Nonostante affronti temi comunque caldi come la guerra, “Luck And Strange” sottolinea ancora una volta la lontananza tra Waters e Gilmour: alla furiosa indole politica e sociale del vecchio ed ex-amico Roger, David contrappone una riflessione intima e personale sul ruolo della famiglia, sull’onda delle difficoltà create dalla pandemia, tema centrale della pagina più epica dell’album, “Scattered”, dove a reggere le fila sono l’orchestra e il pianoforte (Roger Eno), un elegante rimando al sacro totem di “The Dark Side Of The Moon” (il battito all’inizio del brano è in tal senso esplicativo).
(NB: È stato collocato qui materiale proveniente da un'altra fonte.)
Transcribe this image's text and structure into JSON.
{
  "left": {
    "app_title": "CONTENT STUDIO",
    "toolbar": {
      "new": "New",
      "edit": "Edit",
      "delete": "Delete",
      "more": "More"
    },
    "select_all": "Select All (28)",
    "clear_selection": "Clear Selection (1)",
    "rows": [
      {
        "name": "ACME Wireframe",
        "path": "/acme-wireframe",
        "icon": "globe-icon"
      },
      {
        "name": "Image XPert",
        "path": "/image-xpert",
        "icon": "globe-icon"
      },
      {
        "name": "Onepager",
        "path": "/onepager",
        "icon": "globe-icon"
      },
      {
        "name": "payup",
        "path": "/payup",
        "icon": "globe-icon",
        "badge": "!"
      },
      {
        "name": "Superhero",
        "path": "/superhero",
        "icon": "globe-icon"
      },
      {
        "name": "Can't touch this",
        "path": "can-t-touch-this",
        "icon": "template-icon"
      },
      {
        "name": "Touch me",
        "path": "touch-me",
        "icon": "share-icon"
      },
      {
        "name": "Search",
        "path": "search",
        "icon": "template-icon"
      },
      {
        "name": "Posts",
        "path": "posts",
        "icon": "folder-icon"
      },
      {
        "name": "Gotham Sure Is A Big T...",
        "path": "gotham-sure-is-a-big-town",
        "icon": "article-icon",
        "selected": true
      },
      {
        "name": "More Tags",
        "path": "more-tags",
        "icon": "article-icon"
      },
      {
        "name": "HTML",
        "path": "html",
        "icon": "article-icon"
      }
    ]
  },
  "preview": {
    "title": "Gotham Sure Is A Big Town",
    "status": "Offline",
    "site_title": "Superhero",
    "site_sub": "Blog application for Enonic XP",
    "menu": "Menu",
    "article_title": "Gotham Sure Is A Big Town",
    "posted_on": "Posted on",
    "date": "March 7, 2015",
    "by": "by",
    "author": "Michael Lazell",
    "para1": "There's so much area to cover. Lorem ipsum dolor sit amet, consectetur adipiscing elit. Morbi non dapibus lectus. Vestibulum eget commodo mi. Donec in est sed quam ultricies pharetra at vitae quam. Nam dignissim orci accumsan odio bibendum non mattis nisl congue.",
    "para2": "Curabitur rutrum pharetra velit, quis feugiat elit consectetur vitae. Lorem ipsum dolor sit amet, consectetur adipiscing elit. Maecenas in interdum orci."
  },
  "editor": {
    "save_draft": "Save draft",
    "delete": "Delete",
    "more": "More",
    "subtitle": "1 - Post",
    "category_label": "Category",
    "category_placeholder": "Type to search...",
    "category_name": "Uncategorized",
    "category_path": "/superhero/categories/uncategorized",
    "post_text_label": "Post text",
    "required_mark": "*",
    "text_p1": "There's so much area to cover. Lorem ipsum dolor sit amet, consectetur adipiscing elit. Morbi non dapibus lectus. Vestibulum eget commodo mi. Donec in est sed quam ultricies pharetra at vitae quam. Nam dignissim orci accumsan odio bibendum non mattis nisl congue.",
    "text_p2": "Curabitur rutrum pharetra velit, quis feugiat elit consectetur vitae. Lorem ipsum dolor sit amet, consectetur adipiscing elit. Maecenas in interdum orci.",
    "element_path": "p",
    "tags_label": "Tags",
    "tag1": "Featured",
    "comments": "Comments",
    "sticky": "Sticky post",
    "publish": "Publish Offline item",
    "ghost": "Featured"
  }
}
“A Single Spark” è forse il brano dove le novità introdotte dal produttore Charlie Andrew funzionano al meglio: una riflessione spirituale dai toni ora eterei, ora più asciutti e romantici, che David Gilmour incornicia con uno straripante distillato di note per un assolo memorabile. Di egual fascino la raffinata introduzione affidata a due chitarre acustiche e spagnoleggianti dell’ancor più atipica “The Piper’s Call”, esotica e solare quanto basta per garantirsi un posto di rilievo nelle eventuali disquisizioni dei fan, grazie anche a un finale in crescendo con Gilmour graffiante e solido come non mai, supportato da un eccellente Steve Gadd.
Altra delicata incursione in territori inesplorati è il pregevole duetto tra David e la figlia Romany in “Yes, I Have Ghosts”, presente purtroppo solo su cd, ballata che sposa melodie celtic-folk a sonorità di fado e flamenco.
Non c’è comunque brano che non accenni alla solidità degli affetti, con la sognante e tenera “Sings” in prima fila nel rivendicare il ruolo principale della famiglia, succedanea di quella dimensione corale che David condivideva con i Pink Floyd, e che in “Luck And Strange” funziona egregiamente proprio grazie all’apporto di moglie e figli.

Sì, “Luck And Strange” è il miglior disco solista di David Gilmour, ma soprattutto il più autentico e personale. Un progetto che qualcuno ha annunciato come il capitolo finale di una carriera fortunata – la voce è sempre più incerta – ma al di là del sicuro e meritato riscontro, è un successo artistico, che il chitarrista dei Pink Floyd proporrà dal vivo negli show al Circo Massimo di Roma (27, 28 e 29 settembre e l’1, 2 e 3 ottobre) in anteprima mondiale.